Neue Erkenntnisse bei
der Erforschung und der Rekonstruktion eines Originalschuhs um 1400 aus der Ernst Tillmann
Sammlung des Deutschen Schuhmuseums Hauenstein
Bei der Rekonstruktion eines mittelalterlichen Schuhs um 1400, der im Deutschen Schuhmuseum
Hauenstein gezeigten Ernst Tillmann Sammlung, bewies der Frank Becker aus
Saarbrücken-Altenkessel von der Abteilung „Mittelalterliche Sammlung“ einen
detektivischen Spürsinn.
Ein ursprünglich für einen Pantoffel gehaltener Originalfund
aus den Niederlanden entpuppte sich nach über 600 Jahren als ein vollwertiger
Schuh. Anhand des Stichbildes des Oberleders und der dazugehörigen Sohle konnte
zweifelsfrei belegt werden, dass das Fersenteil zu einem früheren Zeitpunkt
entfernt wurde oder verloren ging. Dadurch
entstand bei der Ausgrabung irrtümlicherweise
der Eindruck, dass es sich bei dem Schuh um einen Pantoffel handelt. Durch
einen nahezu identischen Vergleichsfund aus den Niederlanden konnten auch letzte
Zweifel beseitigt werden.
Bei der Rekonstruktion des Schuhs lieferte dieser
Vergleichsfund zudem wertvolle Informationen, wie die fehlende Fersenpartie einmal ausgesehen haben
könnte. In einem direkten Vergleich von
Originalfund und Rekonstruktion können sich unsere Besucher ein Bild davon machen, wie der Schuh im Neuzustand ausgesehen
haben könnte, als er Anfang des 15. Jahrhunderts seinem damaligen Besitzer
übergeben wurde.
Eine Vermessung der Sohlenstärke bestätigt, dass unsere
Vorfahren auf „dünnen Sohlen“ unterwegs waren. Eine Sohlenstärke von 3,5 – 4,5
mm war zur Zeit der sogenannten Wendeschuhe im Mittelalter die Regel. Dieses
liegt nicht zuletzt an der Tatsache, dass die Schuhe damals auf Links
angefertigt und nach der Fertigstellung auf Rechts gewendet wurden. Dieser Art
der Herstellung entstammt der auch heute noch gebräuchlichen Spruch: „Anders
herum wird ein Schuh daraus.“. Die geringen Nahtabstände beim Oberleder von ca.

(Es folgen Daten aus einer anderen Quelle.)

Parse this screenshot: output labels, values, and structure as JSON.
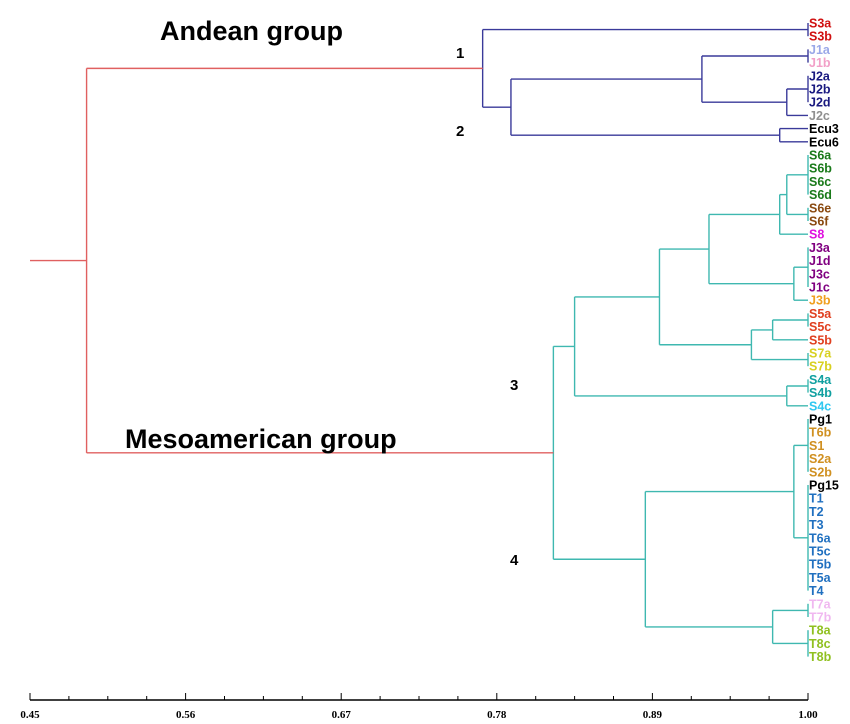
{
  "groups": {
    "andean": "Andean group",
    "mesoamerican": "Mesoamerican group"
  },
  "cluster_labels": [
    "1",
    "2",
    "3",
    "4"
  ],
  "colors": {
    "root_branch": "#e06060",
    "andean_branch": "#3a3a9a",
    "meso_branch": "#3fb8b0",
    "axis": "#000000"
  },
  "chart_data": {
    "type": "dendrogram",
    "axis": {
      "range": [
        0.45,
        1.0
      ],
      "tick_labels": [
        "0.45",
        "0.56",
        "0.67",
        "0.78",
        "0.89",
        "1.00"
      ],
      "minor_step": 0.0275
    },
    "leaves": [
      {
        "name": "S3a",
        "color": "#d01010"
      },
      {
        "name": "S3b",
        "color": "#d01010"
      },
      {
        "name": "J1a",
        "color": "#9aa8e8"
      },
      {
        "name": "J1b",
        "color": "#f2a0c8"
      },
      {
        "name": "J2a",
        "color": "#1a1a80"
      },
      {
        "name": "J2b",
        "color": "#1a1a80"
      },
      {
        "name": "J2d",
        "color": "#1a1a80"
      },
      {
        "name": "J2c",
        "color": "#909090"
      },
      {
        "name": "Ecu3",
        "color": "#000000"
      },
      {
        "name": "Ecu6",
        "color": "#000000"
      },
      {
        "name": "S6a",
        "color": "#1a7a1a"
      },
      {
        "name": "S6b",
        "color": "#1a7a1a"
      },
      {
        "name": "S6c",
        "color": "#1a7a1a"
      },
      {
        "name": "S6d",
        "color": "#1a7a1a"
      },
      {
        "name": "S6e",
        "color": "#8a4a10"
      },
      {
        "name": "S6f",
        "color": "#8a4a10"
      },
      {
        "name": "S8",
        "color": "#e010e0"
      },
      {
        "name": "J3a",
        "color": "#800080"
      },
      {
        "name": "J1d",
        "color": "#800080"
      },
      {
        "name": "J3c",
        "color": "#800080"
      },
      {
        "name": "J1c",
        "color": "#800080"
      },
      {
        "name": "J3b",
        "color": "#f0a020"
      },
      {
        "name": "S5a",
        "color": "#e04020"
      },
      {
        "name": "S5c",
        "color": "#e04020"
      },
      {
        "name": "S5b",
        "color": "#e04020"
      },
      {
        "name": "S7a",
        "color": "#d8d020"
      },
      {
        "name": "S7b",
        "color": "#d8d020"
      },
      {
        "name": "S4a",
        "color": "#10a0a0"
      },
      {
        "name": "S4b",
        "color": "#10a0a0"
      },
      {
        "name": "S4c",
        "color": "#30c8f0"
      },
      {
        "name": "Pg1",
        "color": "#000000"
      },
      {
        "name": "T6b",
        "color": "#d09020"
      },
      {
        "name": "S1",
        "color": "#d09020"
      },
      {
        "name": "S2a",
        "color": "#d09020"
      },
      {
        "name": "S2b",
        "color": "#d09020"
      },
      {
        "name": "Pg15",
        "color": "#000000"
      },
      {
        "name": "T1",
        "color": "#2070c0"
      },
      {
        "name": "T2",
        "color": "#2070c0"
      },
      {
        "name": "T3",
        "color": "#2070c0"
      },
      {
        "name": "T6a",
        "color": "#2070c0"
      },
      {
        "name": "T5c",
        "color": "#2070c0"
      },
      {
        "name": "T5b",
        "color": "#2070c0"
      },
      {
        "name": "T5a",
        "color": "#2070c0"
      },
      {
        "name": "T4",
        "color": "#2070c0"
      },
      {
        "name": "T7a",
        "color": "#f0b8f0"
      },
      {
        "name": "T7b",
        "color": "#f0b8f0"
      },
      {
        "name": "T8a",
        "color": "#90c020"
      },
      {
        "name": "T8c",
        "color": "#90c020"
      },
      {
        "name": "T8b",
        "color": "#90c020"
      }
    ],
    "tree": {
      "h": 0.45,
      "color": "root_branch",
      "children": [
        {
          "h": 0.49,
          "color": "root_branch",
          "children": [
            {
              "h": 0.77,
              "color": "andean_branch",
              "children": [
                {
                  "h": 1.0,
                  "color": "andean_branch",
                  "children": [
                    {
                      "leaf": 0
                    },
                    {
                      "leaf": 1
                    }
                  ]
                },
                {
                  "h": 0.79,
                  "color": "andean_branch",
                  "children": [
                    {
                      "h": 0.925,
                      "color": "andean_branch",
                      "children": [
                        {
                          "h": 1.0,
                          "color": "andean_branch",
                          "children": [
                            {
                              "leaf": 2
                            },
                            {
                              "leaf": 3
                            }
                          ]
                        },
                        {
                          "h": 0.985,
                          "color": "andean_branch",
                          "children": [
                            {
                              "h": 1.0,
                              "color": "andean_branch",
                              "children": [
                                {
                                  "leaf": 4
                                },
                                {
                                  "leaf": 5
                                },
                                {
                                  "leaf": 6
                                }
                              ]
                            },
                            {
                              "leaf": 7
                            }
                          ]
                        }
                      ]
                    },
                    {
                      "h": 0.98,
                      "color": "andean_branch",
                      "children": [
                        {
                          "leaf": 8
                        },
                        {
                          "leaf": 9
                        }
                      ]
                    }
                  ]
                }
              ]
            },
            {
              "h": 0.82,
              "color": "meso_branch",
              "children": [
                {
                  "h": 0.835,
                  "color": "meso_branch",
                  "children": [
                    {
                      "h": 0.895,
                      "color": "meso_branch",
                      "children": [
                        {
                          "h": 0.93,
                          "color": "meso_branch",
                          "children": [
                            {
                              "h": 0.98,
                              "color": "meso_branch",
                              "children": [
                                {
                                  "h": 0.985,
                                  "color": "meso_branch",
                                  "children": [
                                    {
                                      "h": 1.0,
                                      "color": "meso_branch",
                                      "children": [
                                        {
                                          "leaf": 10
                                        },
                                        {
                                          "leaf": 11
                                        },
                                        {
                                          "leaf": 12
                                        },
                                        {
                                          "leaf": 13
                                        }
                                      ]
                                    },
                                    {
                                      "h": 1.0,
                                      "color": "meso_branch",
                                      "children": [
                                        {
                                          "leaf": 14
                                        },
                                        {
                                          "leaf": 15
                                        }
                                      ]
                                    }
                                  ]
                                },
                                {
                                  "leaf": 16
                                }
                              ]
                            },
                            {
                              "h": 0.99,
                              "color": "meso_branch",
                              "children": [
                                {
                                  "h": 1.0,
                                  "color": "meso_branch",
                                  "children": [
                                    {
                                      "leaf": 17
                                    },
                                    {
                                      "leaf": 18
                                    },
                                    {
                                      "leaf": 19
                                    },
                                    {
                                      "leaf": 20
                                    }
                                  ]
                                },
                                {
                                  "leaf": 21
                                }
                              ]
                            }
                          ]
                        },
                        {
                          "h": 0.96,
                          "color": "meso_branch",
                          "children": [
                            {
                              "h": 0.975,
                              "color": "meso_branch",
                              "children": [
                                {
                                  "h": 1.0,
                                  "color": "meso_branch",
                                  "children": [
                                    {
                                      "leaf": 22
                                    },
                                    {
                                      "leaf": 23
                                    }
                                  ]
                                },
                                {
                                  "leaf": 24
                                }
                              ]
                            },
                            {
                              "h": 1.0,
                              "color": "meso_branch",
                              "children": [
                                {
                                  "leaf": 25
                                },
                                {
                                  "leaf": 26
                                }
                              ]
                            }
                          ]
                        }
                      ]
                    },
                    {
                      "h": 0.985,
                      "color": "meso_branch",
                      "children": [
                        {
                          "h": 1.0,
                          "color": "meso_branch",
                          "children": [
                            {
                              "leaf": 27
                            },
                            {
                              "leaf": 28
                            }
                          ]
                        },
                        {
                          "leaf": 29
                        }
                      ]
                    }
                  ]
                },
                {
                  "h": 0.885,
                  "color": "meso_branch",
                  "children": [
                    {
                      "h": 0.99,
                      "color": "meso_branch",
                      "children": [
                        {
                          "h": 1.0,
                          "color": "meso_branch",
                          "children": [
                            {
                              "leaf": 30
                            },
                            {
                              "leaf": 31
                            },
                            {
                              "leaf": 32
                            },
                            {
                              "leaf": 33
                            },
                            {
                              "leaf": 34
                            }
                          ]
                        },
                        {
                          "h": 1.0,
                          "color": "meso_branch",
                          "children": [
                            {
                              "leaf": 35
                            },
                            {
                              "leaf": 36
                            },
                            {
                              "leaf": 37
                            },
                            {
                              "leaf": 38
                            },
                            {
                              "leaf": 39
                            },
                            {
                              "leaf": 40
                            },
                            {
                              "leaf": 41
                            },
                            {
                              "leaf": 42
                            },
                            {
                              "leaf": 43
                            }
                          ]
                        }
                      ]
                    },
                    {
                      "h": 0.975,
                      "color": "meso_branch",
                      "children": [
                        {
                          "h": 1.0,
                          "color": "meso_branch",
                          "children": [
                            {
                              "leaf": 44
                            },
                            {
                              "leaf": 45
                            }
                          ]
                        },
                        {
                          "h": 1.0,
                          "color": "meso_branch",
                          "children": [
                            {
                              "leaf": 46
                            },
                            {
                              "leaf": 47
                            },
                            {
                              "leaf": 48
                            }
                          ]
                        }
                      ]
                    }
                  ]
                }
              ]
            }
          ]
        }
      ]
    }
  }
}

4-5 mm sorgten schon damals für eine gewisse Dichtigkeit. Bei Regen schützte man
die Schuhe ohnehin mit Trippen, einer Art Unterschuh, der bei schlechtem Wetter
einfach unter die vorhandenen Schuhe geschnallt wurde.


Wenn Sie unseren Mitarbeitern der Mittelalterlichen Sammlung
einmal bei der Herstellung mittelalterlicher Schuhe und Unterschuhe über die
Schulter schauen möchten, können Sie dieses im Rahmen der regelmäßig
stattfindenden Aktionstages im Jahr 2012 gerne tun. Anlässlich dieser
Aktionstage zeigen die Akteure in authentischer Kleidung mittelalterlicher
Handwerker in der neuen mittelalterlichen Schuhwerkstatt im 3. Obergeschoß
unseres Museums, wie damals Schuh und Unterschuhe angefertigt wurden.
Wir freuen uns auf ihren Besuch.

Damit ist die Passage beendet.